KMON
- Great Falls, Montana; United States;
- Broadcast area: Great Falls, Montana area
- Frequency: 560 kHz
- Branding: K'MON Country Radio 560 AM

Programming
- Format: Classic country
- Affiliations: ABC News Radio United Stations Radio Networks

Ownership
- Owner: Townsquare Media; (Townsquare License, LLC);
- Sister stations: KAAK, KLFM, KMON-FM, KVVR

History
- First air date: 1948
- Call sign meaning: K MONtana

Technical information
- Licensing authority: FCC
- Facility ID: 62330
- Class: B
- Power: 5,000 watts
- Transmitter coordinates: 47°25′29″N 111°17′20″W﻿ / ﻿47.42472°N 111.28889°W

Links
- Public license information: Public file; LMS;
- Webcast: Listen Live
- Website: 560kmon.com

= KMON (AM) =

KMON (560 kHz) is an AM radio station broadcasting a classic country format. Licensed to Great Falls, Montana, United States, the station serves the Great Falls area. The station is currently owned by Townsquare Media and features programming from ABC News Radio and United Stations Radio Networks.

==History==
While the official broadcast license was granted in September 1948, the station actually began broadcasting in May of that year from its original headquarters in the Great Falls Tribune building. In 1960, the station negotiated a unique lease agreement to move its studios into the Holiday Village Mall. This arrangement was notable because it required no cash rent; instead, the station provided the mall with 30-second commercial spots every hour, 24 hours a day. Following several decades in the Rainbow Hotel, the station eventually moved to its current location at 914 13th Avenue South in 2016.
Prior to 1948, the then-unbuilt station had the call sign KMFR and was licensed to Sun River Broadcasting Company. After the station was licensed to Montana Farmer Broadcasting Corporation, that company requested a change in call sign to KMON. The request was approved by the Federal Communications Commission in February 1948. The station's most iconic long-term home was on the second floor of the Rainbow Hotel, a historic building constructed in 1911 that once served as the social headquarters for Montana's elite.
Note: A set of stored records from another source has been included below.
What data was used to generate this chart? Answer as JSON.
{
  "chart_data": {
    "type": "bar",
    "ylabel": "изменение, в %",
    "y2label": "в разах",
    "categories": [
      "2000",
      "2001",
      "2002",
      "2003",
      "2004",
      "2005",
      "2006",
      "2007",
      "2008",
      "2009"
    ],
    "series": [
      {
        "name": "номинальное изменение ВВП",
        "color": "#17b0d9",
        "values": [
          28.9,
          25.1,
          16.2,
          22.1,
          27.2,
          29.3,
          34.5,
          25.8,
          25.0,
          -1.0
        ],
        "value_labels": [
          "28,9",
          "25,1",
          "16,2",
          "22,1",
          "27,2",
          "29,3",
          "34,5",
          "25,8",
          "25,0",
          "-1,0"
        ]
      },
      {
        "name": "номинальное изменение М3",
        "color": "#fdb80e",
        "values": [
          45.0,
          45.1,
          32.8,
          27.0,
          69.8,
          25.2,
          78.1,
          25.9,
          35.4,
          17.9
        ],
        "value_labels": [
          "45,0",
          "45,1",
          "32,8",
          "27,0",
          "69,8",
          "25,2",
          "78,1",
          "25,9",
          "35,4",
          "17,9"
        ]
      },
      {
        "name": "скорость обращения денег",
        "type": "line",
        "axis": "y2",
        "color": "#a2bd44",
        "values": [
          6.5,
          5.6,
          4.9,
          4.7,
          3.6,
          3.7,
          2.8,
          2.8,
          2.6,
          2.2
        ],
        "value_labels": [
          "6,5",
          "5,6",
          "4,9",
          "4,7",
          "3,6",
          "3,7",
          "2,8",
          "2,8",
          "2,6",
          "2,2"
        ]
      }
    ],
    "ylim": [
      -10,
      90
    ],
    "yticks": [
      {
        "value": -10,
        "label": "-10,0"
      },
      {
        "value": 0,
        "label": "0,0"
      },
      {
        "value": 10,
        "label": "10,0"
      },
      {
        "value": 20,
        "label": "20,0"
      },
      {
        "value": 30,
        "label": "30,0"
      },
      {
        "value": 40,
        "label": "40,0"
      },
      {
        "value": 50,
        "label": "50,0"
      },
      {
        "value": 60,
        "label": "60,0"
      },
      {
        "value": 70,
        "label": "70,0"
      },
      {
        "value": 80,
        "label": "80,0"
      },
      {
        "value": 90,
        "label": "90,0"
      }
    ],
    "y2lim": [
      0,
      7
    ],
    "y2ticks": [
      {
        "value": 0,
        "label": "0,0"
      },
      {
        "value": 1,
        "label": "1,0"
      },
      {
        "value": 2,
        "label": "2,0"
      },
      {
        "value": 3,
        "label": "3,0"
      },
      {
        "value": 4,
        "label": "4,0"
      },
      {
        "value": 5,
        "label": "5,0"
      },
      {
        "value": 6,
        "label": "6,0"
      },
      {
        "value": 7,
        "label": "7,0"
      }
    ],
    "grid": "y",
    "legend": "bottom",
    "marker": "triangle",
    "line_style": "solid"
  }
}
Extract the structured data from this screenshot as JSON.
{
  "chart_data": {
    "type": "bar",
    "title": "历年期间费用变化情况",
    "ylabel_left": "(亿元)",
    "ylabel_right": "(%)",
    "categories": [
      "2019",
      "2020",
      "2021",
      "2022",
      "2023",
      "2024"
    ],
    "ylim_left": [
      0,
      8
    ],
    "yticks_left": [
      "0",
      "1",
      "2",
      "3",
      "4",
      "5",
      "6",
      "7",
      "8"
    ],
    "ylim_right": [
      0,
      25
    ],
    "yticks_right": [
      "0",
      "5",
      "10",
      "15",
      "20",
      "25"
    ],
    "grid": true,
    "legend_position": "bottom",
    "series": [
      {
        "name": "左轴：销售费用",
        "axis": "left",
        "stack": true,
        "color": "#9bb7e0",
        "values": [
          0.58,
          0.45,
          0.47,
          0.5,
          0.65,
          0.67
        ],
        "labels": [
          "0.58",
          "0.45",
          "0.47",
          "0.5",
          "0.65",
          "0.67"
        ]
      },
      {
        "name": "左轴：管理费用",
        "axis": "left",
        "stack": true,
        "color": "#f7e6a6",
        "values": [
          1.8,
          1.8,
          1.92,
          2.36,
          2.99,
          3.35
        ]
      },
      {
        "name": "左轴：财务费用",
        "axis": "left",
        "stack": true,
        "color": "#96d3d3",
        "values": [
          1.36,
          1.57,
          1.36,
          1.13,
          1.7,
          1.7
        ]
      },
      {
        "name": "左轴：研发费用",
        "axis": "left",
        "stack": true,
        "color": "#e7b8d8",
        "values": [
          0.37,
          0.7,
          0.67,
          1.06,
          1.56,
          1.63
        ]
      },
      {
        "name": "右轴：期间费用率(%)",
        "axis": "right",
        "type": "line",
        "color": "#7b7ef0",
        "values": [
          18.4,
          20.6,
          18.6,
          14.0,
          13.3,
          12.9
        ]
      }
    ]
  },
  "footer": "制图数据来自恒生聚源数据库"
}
Al Donohue was the manager when the station hired morning host Dave Wilson in 1969. Another influential figure was Jim Senst, who joined KMON in 1988 and later became a shareholder in STARadio, helping the station navigate several decades of industry consolidation. Currently, the station is overseen by Market President Ron Korb under the ownership of Townsquare Media.

For many years, the station utilized a massive RCA transmitter that was large enough for engineers to physically walk inside to perform maintenance. In early 2023, the station's primary transmitter—which had been in service for roughly 25 years—experienced a catastrophic hardware failure that included scorched circuit boards and cracked capacitors. Following a five-month period of operating at reduced power, a modern solid-state transmitter was installed and went live in July 2023.